I never thought I’d be posting about aluminum foil. However, as I walked down the aisles of my local market, I saw the Reynolds Wrap was selling for $9.49; the house brand came in at $5.99. That’s a nearly 60% cost increase for the name brand. I had to ask why. From mainstreet.com:
By choosing store brand products from retailers such as Costco, Wal-Mart and Kroger and Winn-Dixie instead of buying national brands, you can save about 30% per week on the average shopping trip, according to the Private Label Manufacturers Association.
I’ll expose myself here. My biggest expense every month is supermarket trips. Feeding two teenagers ain’t cheap. If I can potentially knock 30% off my bill at the day’s end, that’s especially meaningful. I don’t care about the name on the box. Particularly when it comes to staples like aluminum foil, I just want to know that it will get the job done. In some cases, it may literally be the same product.
Many of the national brands actually produce store brand products, so besides the packaging, you may not even notice a difference between generics and their brand name counterparts. For example, Alcoa, the maker of Reynolds Wrap Aluminum foil, produces store brand foil. McCormick produces herbs and spices without its signature label, and Birds Eye, known for its frozen vegetables, produces a number of frozen and canned vegetable products, according to Consumer Reports.

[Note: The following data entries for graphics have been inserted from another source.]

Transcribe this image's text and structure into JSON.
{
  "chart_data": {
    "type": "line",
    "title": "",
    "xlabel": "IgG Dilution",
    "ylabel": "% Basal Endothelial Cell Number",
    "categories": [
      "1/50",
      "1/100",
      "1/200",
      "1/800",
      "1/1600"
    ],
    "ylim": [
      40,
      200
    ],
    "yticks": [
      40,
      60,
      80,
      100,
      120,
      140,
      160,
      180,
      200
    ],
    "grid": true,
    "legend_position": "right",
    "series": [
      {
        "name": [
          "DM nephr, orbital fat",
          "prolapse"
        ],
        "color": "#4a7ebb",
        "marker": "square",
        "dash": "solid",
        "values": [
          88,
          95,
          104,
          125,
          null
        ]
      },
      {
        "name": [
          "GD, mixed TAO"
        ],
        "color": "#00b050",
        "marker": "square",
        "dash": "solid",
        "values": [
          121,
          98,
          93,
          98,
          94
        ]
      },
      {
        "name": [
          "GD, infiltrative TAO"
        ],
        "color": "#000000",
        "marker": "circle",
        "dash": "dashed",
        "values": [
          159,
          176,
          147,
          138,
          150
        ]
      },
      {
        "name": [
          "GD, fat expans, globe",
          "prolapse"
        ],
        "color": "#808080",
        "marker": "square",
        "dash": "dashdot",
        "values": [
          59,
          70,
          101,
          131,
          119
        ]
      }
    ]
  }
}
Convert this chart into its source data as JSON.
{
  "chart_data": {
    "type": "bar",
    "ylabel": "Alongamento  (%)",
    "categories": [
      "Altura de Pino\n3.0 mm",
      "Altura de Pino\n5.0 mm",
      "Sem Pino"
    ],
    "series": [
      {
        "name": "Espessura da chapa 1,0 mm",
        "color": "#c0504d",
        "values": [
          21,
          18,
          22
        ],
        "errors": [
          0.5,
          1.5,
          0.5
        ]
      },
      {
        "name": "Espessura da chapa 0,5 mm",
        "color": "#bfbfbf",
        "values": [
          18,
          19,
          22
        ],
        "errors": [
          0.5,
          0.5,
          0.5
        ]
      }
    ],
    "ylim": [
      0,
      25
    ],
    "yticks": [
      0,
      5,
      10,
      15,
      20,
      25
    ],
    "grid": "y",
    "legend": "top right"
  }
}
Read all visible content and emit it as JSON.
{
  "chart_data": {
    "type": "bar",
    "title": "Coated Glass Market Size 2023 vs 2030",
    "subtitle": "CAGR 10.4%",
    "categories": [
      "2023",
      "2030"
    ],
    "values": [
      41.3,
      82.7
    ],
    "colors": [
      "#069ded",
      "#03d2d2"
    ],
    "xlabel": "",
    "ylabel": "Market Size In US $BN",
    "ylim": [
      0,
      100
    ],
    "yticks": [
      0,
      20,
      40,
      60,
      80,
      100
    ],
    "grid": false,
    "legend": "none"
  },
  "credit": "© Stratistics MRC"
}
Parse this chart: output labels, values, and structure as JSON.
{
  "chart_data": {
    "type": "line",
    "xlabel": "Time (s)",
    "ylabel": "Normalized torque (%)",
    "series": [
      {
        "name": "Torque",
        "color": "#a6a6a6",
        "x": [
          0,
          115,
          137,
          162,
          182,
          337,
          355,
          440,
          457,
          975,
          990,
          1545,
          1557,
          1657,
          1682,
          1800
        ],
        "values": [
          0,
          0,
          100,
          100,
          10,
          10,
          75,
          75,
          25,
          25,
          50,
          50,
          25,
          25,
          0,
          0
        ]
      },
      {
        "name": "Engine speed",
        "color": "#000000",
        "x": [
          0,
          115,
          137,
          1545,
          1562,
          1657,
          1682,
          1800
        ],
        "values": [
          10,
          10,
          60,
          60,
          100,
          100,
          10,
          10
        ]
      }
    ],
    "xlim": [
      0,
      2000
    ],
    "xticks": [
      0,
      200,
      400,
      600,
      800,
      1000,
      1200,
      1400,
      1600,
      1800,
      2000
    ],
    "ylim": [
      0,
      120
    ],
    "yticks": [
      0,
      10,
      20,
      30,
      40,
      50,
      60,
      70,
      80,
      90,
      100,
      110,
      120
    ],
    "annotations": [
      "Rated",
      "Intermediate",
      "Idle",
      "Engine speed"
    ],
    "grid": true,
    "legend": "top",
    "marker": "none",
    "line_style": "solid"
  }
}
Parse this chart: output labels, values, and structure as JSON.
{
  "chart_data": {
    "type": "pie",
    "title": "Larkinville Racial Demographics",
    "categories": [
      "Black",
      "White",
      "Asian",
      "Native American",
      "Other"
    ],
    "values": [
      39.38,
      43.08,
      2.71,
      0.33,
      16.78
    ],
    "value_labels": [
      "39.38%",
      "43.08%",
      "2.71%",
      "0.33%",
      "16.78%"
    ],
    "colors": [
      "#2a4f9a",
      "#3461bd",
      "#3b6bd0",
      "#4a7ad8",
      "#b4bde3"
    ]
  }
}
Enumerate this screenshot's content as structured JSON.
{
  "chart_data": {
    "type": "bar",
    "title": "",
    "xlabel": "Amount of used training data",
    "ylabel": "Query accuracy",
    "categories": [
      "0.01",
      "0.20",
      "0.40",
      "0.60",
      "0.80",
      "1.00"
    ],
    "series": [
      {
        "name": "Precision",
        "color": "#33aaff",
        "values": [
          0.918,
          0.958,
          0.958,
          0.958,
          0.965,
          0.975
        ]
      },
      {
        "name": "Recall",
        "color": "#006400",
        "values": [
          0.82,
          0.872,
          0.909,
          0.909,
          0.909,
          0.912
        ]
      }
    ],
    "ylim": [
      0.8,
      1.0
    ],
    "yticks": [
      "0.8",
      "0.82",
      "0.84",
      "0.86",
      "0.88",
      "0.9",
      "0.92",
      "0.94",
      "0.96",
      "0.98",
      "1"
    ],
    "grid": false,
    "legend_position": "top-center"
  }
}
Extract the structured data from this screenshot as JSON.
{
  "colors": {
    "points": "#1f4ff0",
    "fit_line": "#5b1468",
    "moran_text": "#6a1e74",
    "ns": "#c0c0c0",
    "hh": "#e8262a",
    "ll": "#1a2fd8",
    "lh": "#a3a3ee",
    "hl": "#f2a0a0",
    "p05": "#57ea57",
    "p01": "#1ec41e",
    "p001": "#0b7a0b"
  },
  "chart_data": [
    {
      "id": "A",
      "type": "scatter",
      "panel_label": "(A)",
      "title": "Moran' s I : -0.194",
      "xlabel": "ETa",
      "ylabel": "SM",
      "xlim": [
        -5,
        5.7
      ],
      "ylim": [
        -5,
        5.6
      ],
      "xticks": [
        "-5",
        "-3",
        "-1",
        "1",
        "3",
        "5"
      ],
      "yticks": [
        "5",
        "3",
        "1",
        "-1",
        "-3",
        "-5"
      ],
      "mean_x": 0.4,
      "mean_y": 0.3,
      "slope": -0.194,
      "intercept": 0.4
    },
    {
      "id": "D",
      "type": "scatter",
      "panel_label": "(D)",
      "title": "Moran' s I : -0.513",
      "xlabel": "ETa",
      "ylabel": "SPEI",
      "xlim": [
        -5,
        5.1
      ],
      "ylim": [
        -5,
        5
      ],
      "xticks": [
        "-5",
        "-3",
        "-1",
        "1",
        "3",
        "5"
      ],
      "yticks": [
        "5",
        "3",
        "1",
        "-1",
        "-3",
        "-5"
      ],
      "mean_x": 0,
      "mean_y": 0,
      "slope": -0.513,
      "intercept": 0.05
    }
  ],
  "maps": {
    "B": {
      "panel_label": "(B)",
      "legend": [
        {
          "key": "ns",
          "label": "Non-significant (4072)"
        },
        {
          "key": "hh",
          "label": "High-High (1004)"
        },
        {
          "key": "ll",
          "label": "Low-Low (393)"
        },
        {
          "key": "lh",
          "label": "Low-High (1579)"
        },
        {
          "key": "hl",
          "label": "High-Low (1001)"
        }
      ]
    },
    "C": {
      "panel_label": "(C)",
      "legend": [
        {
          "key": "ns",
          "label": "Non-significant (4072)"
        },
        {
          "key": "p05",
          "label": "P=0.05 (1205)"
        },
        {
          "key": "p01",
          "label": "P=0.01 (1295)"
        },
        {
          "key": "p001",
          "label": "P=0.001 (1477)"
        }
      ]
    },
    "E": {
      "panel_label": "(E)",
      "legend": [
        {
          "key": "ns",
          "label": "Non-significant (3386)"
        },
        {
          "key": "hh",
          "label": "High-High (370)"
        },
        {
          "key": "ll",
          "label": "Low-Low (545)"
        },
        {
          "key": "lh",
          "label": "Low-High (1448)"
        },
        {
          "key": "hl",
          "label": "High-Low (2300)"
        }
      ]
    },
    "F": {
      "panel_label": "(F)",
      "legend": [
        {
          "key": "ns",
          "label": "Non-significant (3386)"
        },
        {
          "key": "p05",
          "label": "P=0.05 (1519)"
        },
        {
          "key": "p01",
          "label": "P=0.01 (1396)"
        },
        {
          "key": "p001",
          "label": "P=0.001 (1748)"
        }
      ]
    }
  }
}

This isn’t about my making a recommendation on the brand of aluminum foil you buy. What we’re really discussing is how to be an informed consumer. Here at Kaplifestyle, we often riff about labels on products and what they really mean. I continually advise readers to do their homework and not be led astray by clever advertising. Don’t get me wrong, if your brand tastes or performs better, by all means select it. However, too often we blindly trust in brands without good reason. Name familiarity should never be enough when it comes to our hard earned shekels.
When it comes to quality, or a product that will change our life experience, it makes sense to pony up. You may remember that I stressed buying organic here, for example. I shared that feeling good is worth the added cost, because there isn’t an area of life that has a greater impact on happiness than health. Some products, on the other hand, are no brainers. Cleaning products generally are in that category. From money.howstufffworks.com:
The majority of the cleaning products we use aren’t really that different from each other, which means — unless you really like the way something smells, or a particular product really does make your life easier — you’re better off going generic.
Remember that we never make decisions for you nor do we judge your choices. We simply encourage you to be a good detective. Information is king. Now that you have it, what will you do?